During a public appearance at the College Park Academy last week, Maryland Gov. Larry Hogan announced his plans to increase funding for the academy and other charter schools like it across the state.

The governor, who was joined at the school by University of Maryland President Wallace Loh on Jan. 23, shared details of his budget for the 2020 fiscal year, in which he will award $2.6 million for construction projects at charter schools and another $1.2 million from the Healthy School Facility Fund to fix heating and air conditioning units in charters.

Duane Arbogast, the College Park Academy’s interim executive director, said this proposal is significant because, while the government provides public and charter schools alike with funding for operating costs, it limits capital funding — which pays for school buildings and their upkeep — to public schools.

This proposal, he said, will finally grant them the extra cash they need. Hogan’s proposal will award them more than $1 million for the College Park Academy — $1,600 for each of its 650 students — and will go toward paying its lease, as well as teacher salaries.

“The charter community is elated that he put forth this bill,” Arbogast said. “[We] have been asking for this for a long time.”

[Read more: UMD celebrates College Park Academy’s opening in Riverdale Park]

Hogan also announced during the press conference the Public Charter School Facility Fund Act of 2019, a move that will award every charter school in the state $1,600 in funding per student. Officials at the College Park Academy see this proposal as recognition of the lack of funding toward charter schools.

Unlike traditional public schools, which are divided up into districts by the state government and monitored by a school board of elected leaders, charters are independently operated and often establish their own learning curriculum. But while charters face less government oversight, they also have received less government funding in the past.

The College Park Academy opened in 2013 and relocated to the Discovery District in 2017. The school now serves a blended curriculum — which allows for both online and in-class learning — to more than 650 middle and high school students through 11th grade, with plans to add a 12th grade soon.

According to a report from the National Alliance for Public Charter Schools, there were 49 charters operating in Maryland for the 2016-17 academic year, and 23,500 students enrolled.

[Read more: College Park Academy will move to the University of Maryland’s Discovery District next year]

Hogan said that charter schools have historically faced low funding for facility upkeep, which this new act will rectify.

“Our announcement today seeks to correct that problem,” he said, “by giving charters access to much-needed facility funding to ensure that more children receive the opportunity to learn in modern facilities.”

The governor’s proposal comes in the wake of charter schools shuttering throughout the state.
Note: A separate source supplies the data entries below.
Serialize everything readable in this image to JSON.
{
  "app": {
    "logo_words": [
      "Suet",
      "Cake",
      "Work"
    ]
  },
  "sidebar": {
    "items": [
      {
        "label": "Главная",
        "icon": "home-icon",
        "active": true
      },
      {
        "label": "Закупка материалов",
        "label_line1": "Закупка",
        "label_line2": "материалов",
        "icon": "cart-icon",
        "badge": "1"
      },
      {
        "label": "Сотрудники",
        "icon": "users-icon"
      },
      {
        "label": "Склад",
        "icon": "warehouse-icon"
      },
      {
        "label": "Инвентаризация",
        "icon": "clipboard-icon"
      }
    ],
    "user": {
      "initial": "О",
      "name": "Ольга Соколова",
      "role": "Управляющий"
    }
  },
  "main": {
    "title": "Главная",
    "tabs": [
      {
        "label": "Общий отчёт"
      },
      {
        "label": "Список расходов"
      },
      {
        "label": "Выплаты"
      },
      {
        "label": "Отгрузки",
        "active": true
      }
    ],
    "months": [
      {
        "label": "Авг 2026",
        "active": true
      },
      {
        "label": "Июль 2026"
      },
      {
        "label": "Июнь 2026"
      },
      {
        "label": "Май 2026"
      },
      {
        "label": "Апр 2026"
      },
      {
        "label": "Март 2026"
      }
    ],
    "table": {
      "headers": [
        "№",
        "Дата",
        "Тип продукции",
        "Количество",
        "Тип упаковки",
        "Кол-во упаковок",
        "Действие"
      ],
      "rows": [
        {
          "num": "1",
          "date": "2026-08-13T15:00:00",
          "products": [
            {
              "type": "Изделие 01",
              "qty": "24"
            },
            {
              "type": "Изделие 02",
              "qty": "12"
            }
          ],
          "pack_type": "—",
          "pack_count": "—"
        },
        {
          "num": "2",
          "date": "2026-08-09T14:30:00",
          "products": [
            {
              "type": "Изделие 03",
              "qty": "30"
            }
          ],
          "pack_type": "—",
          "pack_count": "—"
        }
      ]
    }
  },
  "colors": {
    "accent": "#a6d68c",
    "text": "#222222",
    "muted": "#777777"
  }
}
In Baltimore City, five charter schools were recently voted by school board members to close because of extremely low academic performance — among them the Monarch Academy — which supporters passionately protested because of its value to lower-income minority students.

Campbell Scribner, an assistant professor of education at this university, sees Hogan’s proposal differently. Increasing the amount of money for charter schools will not increase academic achievement, he said, because “in aggregate, charter schools do not outperform public schools.”

“It’s very hard in most cases to increase educational achievement,” he said. “Even if you had different government structure, even if you had more money to offer, it’s harder to make a difference. … [And] I don’t think charter schools have some magic formula where they are going to make a change.”

Hogan’s budget proposal, as well as the Public Charter School Facility Fund Act, must pass the General Assembly during its session this year to be enacted.

Arbogast is confident the bill will have a positive impact on charter schools if it passes, which he said would increase the quality of public education in the state.

“Charter schools are public schools,” he said. “When we invest in public schools, the outcomes for society are better.”